19Schließlich hat der Kläger einen weiteren Befundbericht von Dr. O. vom 15.10.2004 beigebracht, wonach eine arterielle Hypertonie mit hypertensiven Entgleisungen festzustellen sei und ein akutes Koronarsyndrom sowie eine relevante koronare Herzkrankheit ausgeschlossen werden können. Der Beklagte ist - unter Verweis auf eine weitere Stellungnahme von Dr. G. vom 13.12.2004 - bei seiner Einschätzung eines Gesamt-GdB von 40 geblieben.

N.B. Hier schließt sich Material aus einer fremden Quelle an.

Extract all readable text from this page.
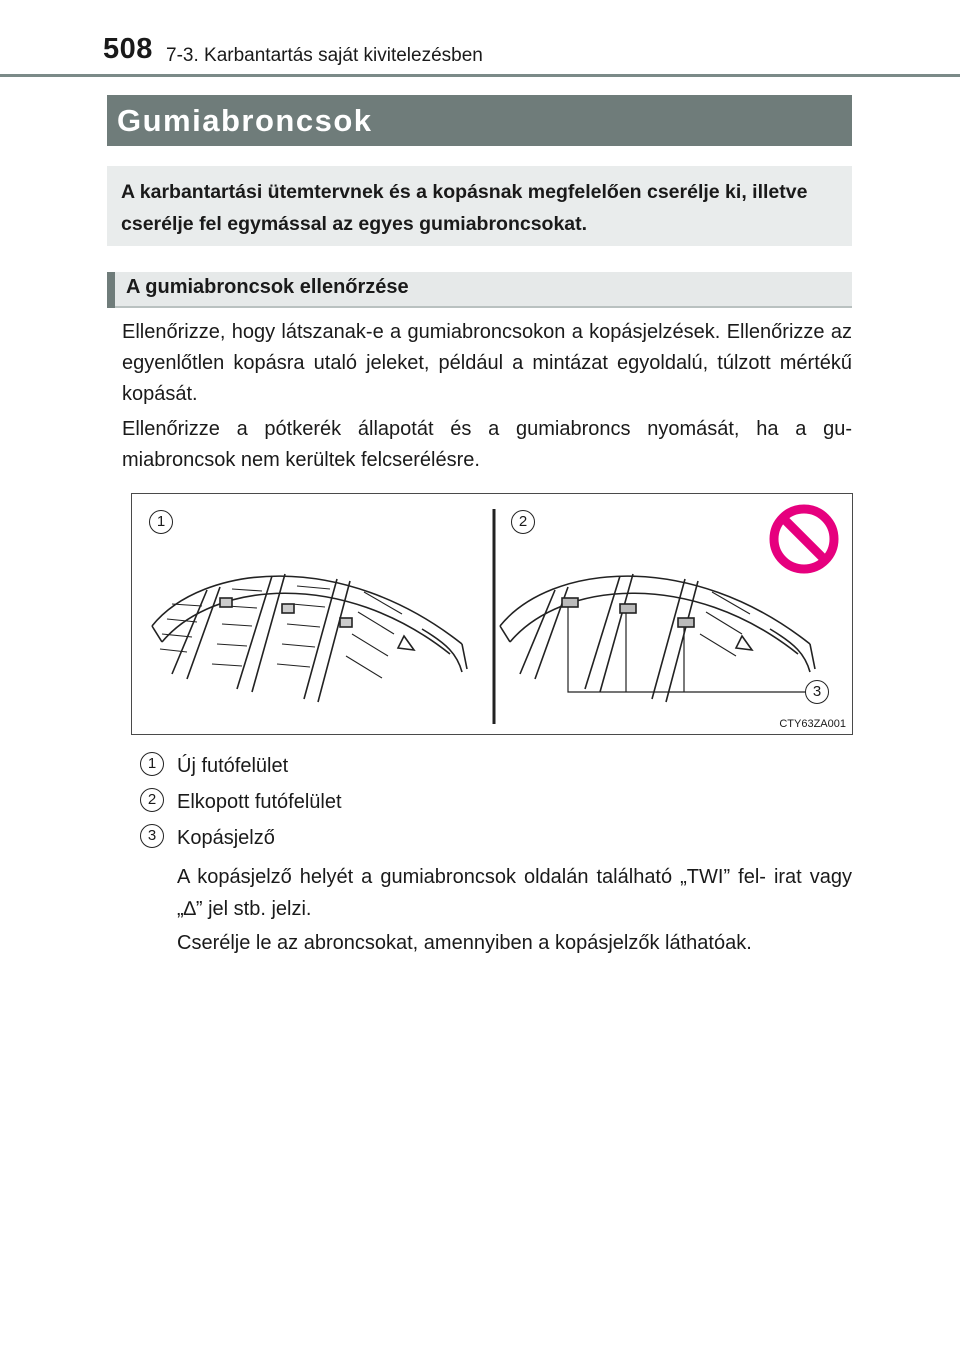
508 7-3. Karbantartás saját kivitelezésben
Gumiabroncsok

A karbantartási ütemtervnek és a kopásnak megfelelően cserélje ki, illetve cserélje fel egymással az egyes gumiabroncsokat.

A gumiabroncsok ellenőrzése

Ellenőrizze, hogy látszanak-e a gumiabroncsokon a kopásjelzések. Ellenőrizze az egyenlőtlen kopásra utaló jeleket, például a mintázat egyoldalú, túlzott mértékű kopását.

Ellenőrizze a pótkerék állapotát és a gumiabroncs nyomását, ha a gu- miabroncsok nem kerültek felcserélésre.

1	2
3
CTY63ZA001
1	Új futófelület
2	Elkopott futófelület
3	Kopásjelző

A kopásjelző helyét a gumiabroncsok oldalán található „TWI” fel- irat vagy „∆” jel stb. jelzi.

Cserélje le az abroncsokat, amennyiben a kopásjelzők láthatóak.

20Das Gericht hat zur Aufklärung des medizinischen Sachverhalts ein psychiatrisches Gutachten von Herrn P., Arzt für Psychiatrie an den Rheinischen Kliniken in Langenfeld, eingeholt. Auf das Gutachten vom 01.06.2005 wird Bezug genommen.
21Der Beklagte ist dem Gutachten unter Bezugnahme auf eine versorgungsärztliche Stellungnahme von Frau Dr. St., Fachärztin für Psychiatrie und Psychotherapie, vom 01.08.2006 entgegengetreten. Hierzu hat das Gericht eine ergänzende Stellungnahme von Herrn P. eingeholt. Auf diese Stellungnahme vom 01.11.2005 wird ebenfalls Bezug genommen.
22Den ergänzenden Ausführungen des Herrn P. ist der Beklagte erneut - unter Bezugnahme auf eine weitere versorgungsäztliche Stellungnahme von Frau Dr. St. vom 24.01.2006 - entgegengetreten.
23Das Gericht hat zur weiteren Aufklärung des medizinischen Sachverhalts aktuelle Befundberichte von Dr. S. und Dr. G. eingeholt und diese dem Beklagten zur Stellungnahme vorgelegt. Nachdem der Beklagte unter Bezugnahme auf eine gutachterliche Stellungnahme von Dr. G. vom 12.06.2006 erneut eine Erhöhung des GdB ablehnt, aber mit Blick auf die Herzmuskelerkrankung eine weitere Aufklärung angeregt hat, hat das Gericht ein kardiologisches Gutachten des Internisten Dr. M. aus Mülheim/Ruhr eingeholt. Auf das Gutachten vom 14.08.2006 wird Bezug genommen.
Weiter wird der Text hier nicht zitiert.